November 27, 2008

mtDNA of Ancient Koreans

Human Biology Volume 80, Number 3

Genetic Characterization and Assessment of Authenticity of Ancient Korean Skeletal Remains

Hwan Young Lee et al.


To study the maternal lineage history of Korea, we extracted DNA from the skeletal remains of 35 museum samples (some dating back to the Paleolithic Age) excavated from 11 local burial sites scattered throughout southern Korea. Mitochondrial DNA (mtDNA) control region sequences (HV1, HV2, and HV3) were successfully determined for 11 samples with no sharing of the control region polymorphisms with individuals involved in the laboratory analyses. Each of the 11 mtDNAs was assigned to the appropriate East Asian mtDNA haplogroup according to the haplogroup-specific control region mutation motif and diagnostic coding region single nucleotide polymorphism. The successful mtDNA haplogroup determination for each ancient Korean mtDNA and the confirmation of the absence of abnormal mutations based on the haplogroup-directed database comparisons indicates that there is no mosaic structure from cross-contamination or sample mix-up or other errors in our mtDNA sequences. The presence of haplogroups B, D, and G in the prehistoric age is consistent with the hypothesis that the early Korean population has a common origin in the northern regions of the Altai Mountains and Lake Baikal of southeastern Siberia. In addition, the modern Korean population, which possesses lineages from both southern and northern haplogroups, suggests additional gene flow from southern Asian haplogroups in recent times, but many more ancient samples need to be analyzed to directly tell whether there was regional continuity or replacement of early lineages by other lineages in ancient Korea.



Jenny Abrenica said...

Why matrilineal? That's not useful. The seed comes from the man. The woman is the earth that nurtures the seed, but what grows up is of the man. Show me some patrilineal DNA lineage, please, then I'll know the true heritage of the Koreans.

Unknown said...

Jenny, autosomally, the matrilineal is equal to the patrilineal, because we inherit 50% of our DNA from each parent. I have no idea why you believe Y-DNA haplogroups are any more important than mt-DNA haplogroups, but it's just not true. The mt GREATLY affects many things dealing with metabolism, plus the migratory patterns of mt VERSUS Y actually show the FULL patterns of migrations, not just the males. Women tended to stay in place more, move more slowly, and to be parts of groups over-run by men from other haplogroups, sometimes being taken into captivity into a new genepool. Thus, knowing the history of both sexes gives the full history of any people.

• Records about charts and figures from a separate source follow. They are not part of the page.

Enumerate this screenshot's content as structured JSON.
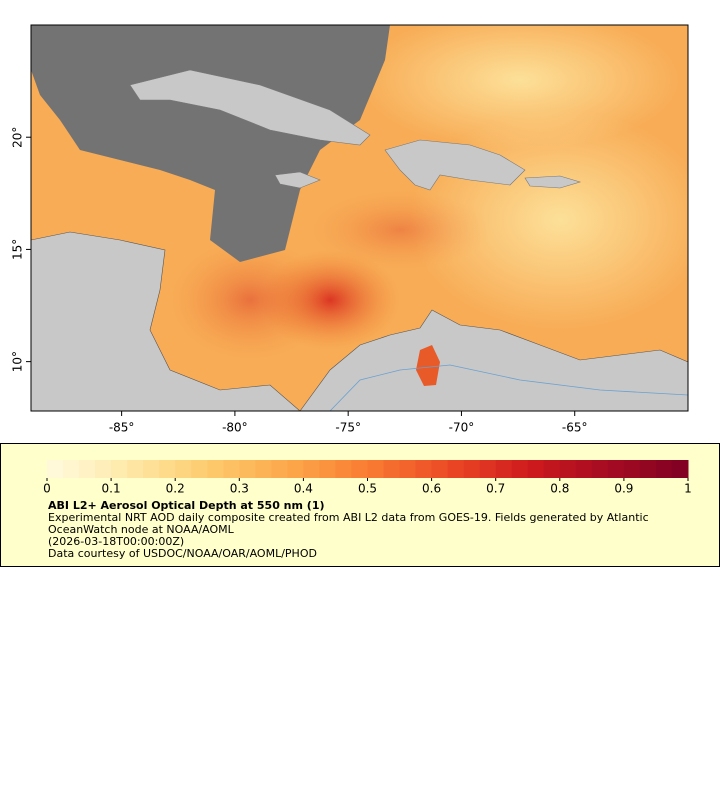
{
  "map": {
    "xlim": [
      -89,
      -60
    ],
    "ylim": [
      7.8,
      25
    ],
    "xticks": [
      {
        "value": -85,
        "label": "-85°"
      },
      {
        "value": -80,
        "label": "-80°"
      },
      {
        "value": -75,
        "label": "-75°"
      },
      {
        "value": -70,
        "label": "-70°"
      },
      {
        "value": -65,
        "label": "-65°"
      }
    ],
    "yticks": [
      {
        "value": 10,
        "label": "10°"
      },
      {
        "value": 15,
        "label": "15°"
      },
      {
        "value": 20,
        "label": "20°"
      }
    ]
  },
  "legend": {
    "colorbar": {
      "lim": [
        0,
        1
      ],
      "ticks": [
        0,
        0.1,
        0.2,
        0.3,
        0.4,
        0.5,
        0.6,
        0.7,
        0.8,
        0.9,
        1
      ],
      "colors": [
        "#fffbe0",
        "#fee9a8",
        "#fdcb6e",
        "#fca84a",
        "#f97c32",
        "#ec4a26",
        "#cf1b1d",
        "#a50b22",
        "#7f0022"
      ]
    },
    "title": "ABI L2+ Aerosol Optical Depth at 550 nm (1)",
    "description": "Experimental NRT AOD daily composite created from ABI L2 data from GOES-19. Fields generated by Atlantic OceanWatch node at NOAA/AOML",
    "time": "(2026-03-18T00:00:00Z)",
    "credit": "Data courtesy of USDOC/NOAA/OAR/AOML/PHOD"
  }
}
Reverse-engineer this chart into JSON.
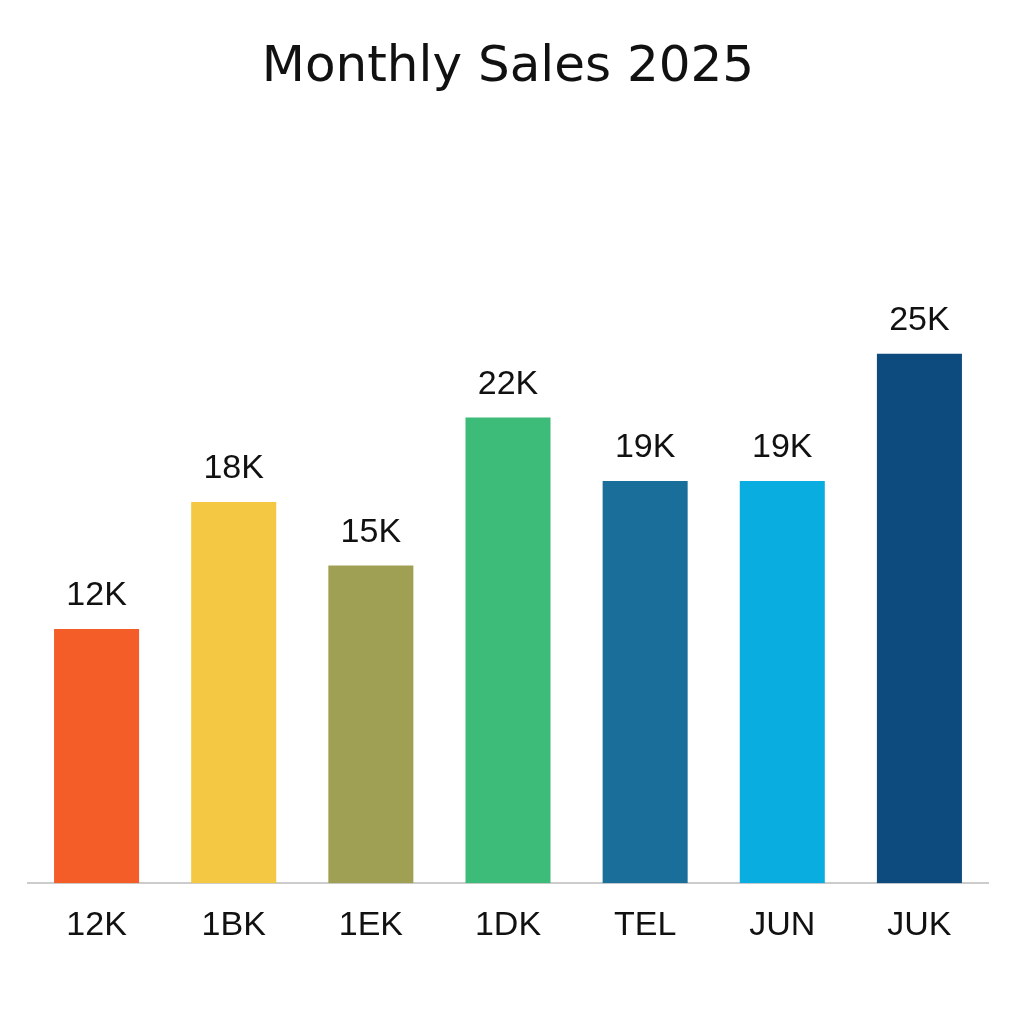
{
  "chart_data": {
    "type": "bar",
    "title": "Monthly Sales 2025",
    "categories": [
      "12K",
      "1BK",
      "1EK",
      "1DK",
      "TEL",
      "JUN",
      "JUK"
    ],
    "values": [
      12,
      18,
      15,
      22,
      19,
      19,
      25
    ],
    "value_labels": [
      "12K",
      "18K",
      "15K",
      "22K",
      "19K",
      "19K",
      "25K"
    ],
    "colors": [
      "#f45d27",
      "#f4c842",
      "#a0a055",
      "#3dbb78",
      "#1a6f9a",
      "#0aaddf",
      "#0d4a7e"
    ],
    "grid": false,
    "legend": false
  }
}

You can't truly believe that the womb is only like dirt, and the woman is contributing nothing but a warm place to grow? Sorry, but if you want to truly understand the science you read, you will need to get up to speed on what DNA is, how it's inherited, and the TRUE importance of all involved.

Case in point: me. My Y haplogroup is African (E-V22), but autosomally I am approaching 95% European, and I have a Euro mt haplogroup. My African Y would tell you precisely zip as far as how it got into a European group and ended up in me.

David Cannon said...

@Unknown — I agree with all of what you said, except the final comment. It doesn't tell you "zip" — it tells you that sometime, somehow, an African male married/cohabited/bred with a European female (or the ancestor of one). From that union, a long male-line ensued, 95 percent of which married/bred only with Europeans. You are the descendant of this line. So your Y chromosome does tell you something about your (ancient) history.

On the other hand, your autosomnal DNA tells you a lot more about your overall history, so I agree fully with what you told Jenny.

David Cannon said...

@Jenny, I agree with "Unknown". All of us have 46 chromosomes (23 from Mom and 23 from Dad). A man has a Y-chromosome (from his father) and and X-chromosome (from his mother). A woman has two X-chromosomes (one from each parent). The other 44 chromosomes could be from either parent, but there will be an equal number from each.

What can be traced : the male lineage (father-son-grandson, etc) through the Y-chromosome, and the female lineage (mother-daughter-granddaughter, etc) through mt-DNA.

What cannot be traced : other lines (e.g., your father's mother, or your mother's father) — you will have chromosomes from each of them, but which ones get passed on is not fixed. For example, a DNA test could probably tell you whether or not you have any Korean or Maori or Welsh ancestry, but it would not tell you what side of your family it's on, UNLESS it's in either the direct male line or the direct female line. If it's not, it could still tell you whether or not it's there, but not what side it's on. Hope that helps.